Para ser una banda quebrada, la agenda de los Beatles estaba curiosamente saturada. Mientras McCartney intentaba ponerle fecha a su propio disco, Ringo ya tenía reservado el 27 de marzo para el lanzamiento de su Sentimental Journey y, tanto el álbum como la película extraídos de las sesiones de Let it be estaban más que listos para su estreno. Para evitar la competencia (y echarle un poco de tierra al bajista), John y George hicieron todo lo posible para que Apple pospusiera hasta junio el lanzamiento solista de McCartney. En un arranque fallido de diplomacia, escribieron una gélida carta de anoticiamiento que Ringo llevó personalmente a Canvendish. "Se volvió loco –recordó el baterista-. Estaba descontrolado, gritaba y me apuntaba a la cara con el dedo, diciendo: ‘me las van a pagar: los voy a hundir’. Me dijo que agarrara mi abrigo y me fuera".
Oculta detrás de su optimismo radicalizado o su flema británica, toda esa ira no sintonizaba con el disco. El 17 de abril, cuando finalmente comenzó a desembarcar en las bateas de buena parte del planeta, los críticos quedaron un poco confundidos por su candidez pastoral. Algunos la sancionaron (el Melody Maker habló de "pura banalidad"), otros la celebraron (el New Musical Express habló de "calidez y felicidad") y Lennon permaneció en el más cínico de los silencios, odiando esas canciones hasta los meros huesos. No era extraño. El disco sonaba, a pesar suyo, como un anticlímax: un eufemismo, una evasiva, el acuerdo tácito del final de la banda más grande del planeta. En el envío de prensa, de hecho, llegó a las redacciones con una suerte de auto-entrevista donde hablaba de la ruptura. "Diferencias personales, diferencias de negocios, diferencias musicales, pero sobre todo porque paso mejores momentos con mi familia –decía-. ¿Temporal o permanente? Realmente no lo sé".

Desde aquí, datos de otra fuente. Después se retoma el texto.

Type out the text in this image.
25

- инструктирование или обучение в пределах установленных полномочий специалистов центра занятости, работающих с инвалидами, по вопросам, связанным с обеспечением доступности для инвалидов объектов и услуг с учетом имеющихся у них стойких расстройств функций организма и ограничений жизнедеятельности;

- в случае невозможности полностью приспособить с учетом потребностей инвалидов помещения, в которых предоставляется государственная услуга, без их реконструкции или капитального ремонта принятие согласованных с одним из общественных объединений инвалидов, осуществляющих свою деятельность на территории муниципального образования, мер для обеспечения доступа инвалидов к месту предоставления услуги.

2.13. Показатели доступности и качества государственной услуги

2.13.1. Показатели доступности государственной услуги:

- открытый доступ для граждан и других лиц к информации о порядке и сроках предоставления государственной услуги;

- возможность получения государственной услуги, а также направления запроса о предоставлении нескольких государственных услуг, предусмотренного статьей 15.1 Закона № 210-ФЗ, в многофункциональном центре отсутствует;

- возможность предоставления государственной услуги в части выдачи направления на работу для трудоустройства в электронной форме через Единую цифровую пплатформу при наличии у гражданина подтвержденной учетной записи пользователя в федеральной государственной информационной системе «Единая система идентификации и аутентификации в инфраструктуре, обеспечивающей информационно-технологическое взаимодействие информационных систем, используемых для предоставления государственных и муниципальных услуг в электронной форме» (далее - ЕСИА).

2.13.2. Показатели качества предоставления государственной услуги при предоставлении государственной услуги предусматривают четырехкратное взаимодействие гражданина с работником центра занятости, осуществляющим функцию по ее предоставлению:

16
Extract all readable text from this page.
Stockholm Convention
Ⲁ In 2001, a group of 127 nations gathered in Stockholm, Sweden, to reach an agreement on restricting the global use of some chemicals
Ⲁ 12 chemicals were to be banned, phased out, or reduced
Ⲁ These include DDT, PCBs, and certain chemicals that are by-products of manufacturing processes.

Extirpado de la rueda de la coyuntura, McCartney vuela liviano como un pájaro. Es caprichoso, pero toda su auto-indulgencia parece quedar compensada por una ambición medible en cero. El rey del pop, oh paradoja, no entrega singles. Reúne las piezas sueltas y, mientras silba su melodía (definitivamente "Junk"), se inventa una ética nueva para el viejo rock & roll: un tratado sobre la imposibilidad de volver a casa y la necesidad de armar otra casa. Firmado a plena luz del día, con el ruido de los niños de fondo.